Físico de formação, ele entende que se a física permite, é possível que algo seja desenvolvido. “A própria natureza funciona dessa forma. Ela explora possibilidades e vê o que funciona. No entanto, isso leva milhões de anos. Mas nós não temos milhões de anos. Por isso, precisávamos de respostas em alguns dias”, disse.
A forma de fazer esse processo, segundo ele, é explorar todo o espaço disponível para encontrar as possibilidades. “No entanto, entender todo esse espaço é difícil para os seres humanos”, disse. A inteligência artificial, por sua vez, tem essas características.
Com a tecnologia generativa, Anderson pensou no uso da IA para inventar designs de aviões, e disse ter progressos importantes nesse sentido. Segundo ele, a tecnologia permite realizar simulações numéricas em grande escala, e isso proporcionou a nova perspectiva de produção que a sua companhia buscava. “Leva tempo para treinar a inteligência artificial generativa (GenAI). No entanto, quando conseguimos, a evolução é muito rápida”, relatou.
Agora, a DIYDrones está disposta a investir bilhões de dólares para treinar uma IA com conhecimentos em eletromagnetismo, computação e todas as simulações possíveis, segundo o cientista. “Vamos utilizar todos esses dados para treinar essa rede no algoritmo e utilizar essas simulações.
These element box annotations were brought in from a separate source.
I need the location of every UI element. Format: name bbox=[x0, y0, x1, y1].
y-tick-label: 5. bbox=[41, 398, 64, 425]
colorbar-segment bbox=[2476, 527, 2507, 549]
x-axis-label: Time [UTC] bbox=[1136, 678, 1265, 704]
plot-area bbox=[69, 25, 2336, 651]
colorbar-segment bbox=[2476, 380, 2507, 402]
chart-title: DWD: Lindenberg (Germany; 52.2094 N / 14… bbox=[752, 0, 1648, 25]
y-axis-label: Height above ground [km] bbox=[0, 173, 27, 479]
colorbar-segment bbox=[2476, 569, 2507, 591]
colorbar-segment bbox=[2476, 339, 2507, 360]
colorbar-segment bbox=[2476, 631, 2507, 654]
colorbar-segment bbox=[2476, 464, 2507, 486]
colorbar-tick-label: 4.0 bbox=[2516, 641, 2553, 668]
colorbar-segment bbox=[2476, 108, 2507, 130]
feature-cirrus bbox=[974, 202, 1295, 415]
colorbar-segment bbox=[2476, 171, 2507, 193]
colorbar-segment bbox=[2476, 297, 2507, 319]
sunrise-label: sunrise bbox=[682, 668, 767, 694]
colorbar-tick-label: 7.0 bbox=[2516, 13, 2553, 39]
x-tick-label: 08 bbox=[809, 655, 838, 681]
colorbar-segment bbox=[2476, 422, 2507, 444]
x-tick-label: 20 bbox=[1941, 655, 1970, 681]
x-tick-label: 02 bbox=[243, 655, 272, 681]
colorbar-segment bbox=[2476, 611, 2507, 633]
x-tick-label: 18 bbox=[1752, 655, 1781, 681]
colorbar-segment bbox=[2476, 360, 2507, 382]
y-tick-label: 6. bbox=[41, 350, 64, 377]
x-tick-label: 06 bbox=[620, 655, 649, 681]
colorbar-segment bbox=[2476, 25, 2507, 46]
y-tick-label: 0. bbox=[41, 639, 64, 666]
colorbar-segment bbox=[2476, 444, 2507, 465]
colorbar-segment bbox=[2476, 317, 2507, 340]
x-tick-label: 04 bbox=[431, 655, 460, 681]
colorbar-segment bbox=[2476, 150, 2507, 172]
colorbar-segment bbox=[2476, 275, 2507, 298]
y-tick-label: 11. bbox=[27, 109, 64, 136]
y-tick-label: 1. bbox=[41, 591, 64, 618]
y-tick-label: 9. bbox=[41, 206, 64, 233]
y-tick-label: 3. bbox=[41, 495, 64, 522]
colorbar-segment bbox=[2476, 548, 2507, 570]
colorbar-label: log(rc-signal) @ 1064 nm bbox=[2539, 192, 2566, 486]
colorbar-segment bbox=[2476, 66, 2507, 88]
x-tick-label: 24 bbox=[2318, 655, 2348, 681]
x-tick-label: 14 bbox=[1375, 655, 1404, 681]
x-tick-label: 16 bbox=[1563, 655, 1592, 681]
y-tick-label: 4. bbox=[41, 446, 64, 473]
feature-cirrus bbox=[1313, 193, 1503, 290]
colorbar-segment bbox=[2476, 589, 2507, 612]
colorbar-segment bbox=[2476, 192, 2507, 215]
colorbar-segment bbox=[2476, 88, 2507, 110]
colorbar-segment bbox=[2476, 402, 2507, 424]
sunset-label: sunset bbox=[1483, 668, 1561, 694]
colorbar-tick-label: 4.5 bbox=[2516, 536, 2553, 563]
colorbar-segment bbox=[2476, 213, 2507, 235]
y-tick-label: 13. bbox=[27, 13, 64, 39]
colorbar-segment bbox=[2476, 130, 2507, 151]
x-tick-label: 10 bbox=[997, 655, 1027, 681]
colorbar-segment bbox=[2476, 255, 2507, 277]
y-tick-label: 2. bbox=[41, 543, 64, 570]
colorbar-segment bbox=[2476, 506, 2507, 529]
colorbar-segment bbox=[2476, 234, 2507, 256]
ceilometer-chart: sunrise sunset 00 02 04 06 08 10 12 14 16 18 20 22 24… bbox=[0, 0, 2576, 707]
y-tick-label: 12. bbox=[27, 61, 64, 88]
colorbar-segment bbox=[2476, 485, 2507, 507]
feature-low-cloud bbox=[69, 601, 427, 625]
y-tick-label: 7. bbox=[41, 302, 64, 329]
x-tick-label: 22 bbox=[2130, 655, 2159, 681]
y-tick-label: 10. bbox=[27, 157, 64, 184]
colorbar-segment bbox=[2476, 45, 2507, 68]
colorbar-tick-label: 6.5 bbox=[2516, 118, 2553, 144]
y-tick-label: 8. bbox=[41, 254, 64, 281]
Basicamente, pretendemos substituir a engenharia por IA. Uma possibilidade é utilizar uma grande IA para aprender toda a engenharia, ou até mesmo ensinar física para que ela aprenda eletromagnetismo, entre outros conceitos. Essas IAs podem até mesmo negociar entre si, ou, quem sabe, uma grande IA pode absorver e treinar outras IAs”, explicou.
Sob o conceito de aprendizado lógico de máquinas (LLM, da sigla em inglês) a DIYDrones analisa as instruções e gera parâmetros, criando designs por meio da IA generativa. Essa abordagem, detalhou Anderson, é otimizada para o mundo físico (protótipos) e, em seguida, retorna para o início do ciclo. Essa repetição acontece em larga escala, otimizando os designs continuamente. “O que estamos buscando, basicamente, é reduzir a distância entre o conceito e a impressão, eliminando a necessidade de engenharia e fábricas, entre outros processos”, disse.
Anderson acredita que, em breve, poderá utilizar a inteligência artificial para produzir um avião, a ser impresso em 3D. “E não estamos interessados apenas em criar aviões, mas sim em criar ‘tudo’. Afinal, todo objeto físico possui elementos físicos”, explicou. Muitas empresas no Vale do Silício estão experimentando essa abordagem, segundo ele. E elas estariam realizando pesquisas científicas, matemáticas e de design de geometria para isso.
Até o evento O Próximo Nível dos Negócios, em meados de outubro, as “IAs individuais” para a produção de aviões autônomos por meio de impressoras 3D já haviam sido criadas. Elas realizavam tarefas diferentes , além de se auto coordenar entre si. No momento em que você lê este texto, provavelmente, esse “caldo já engrossou” e a cauda longa para a fabricação de coisas está mais perto de um próximo nível.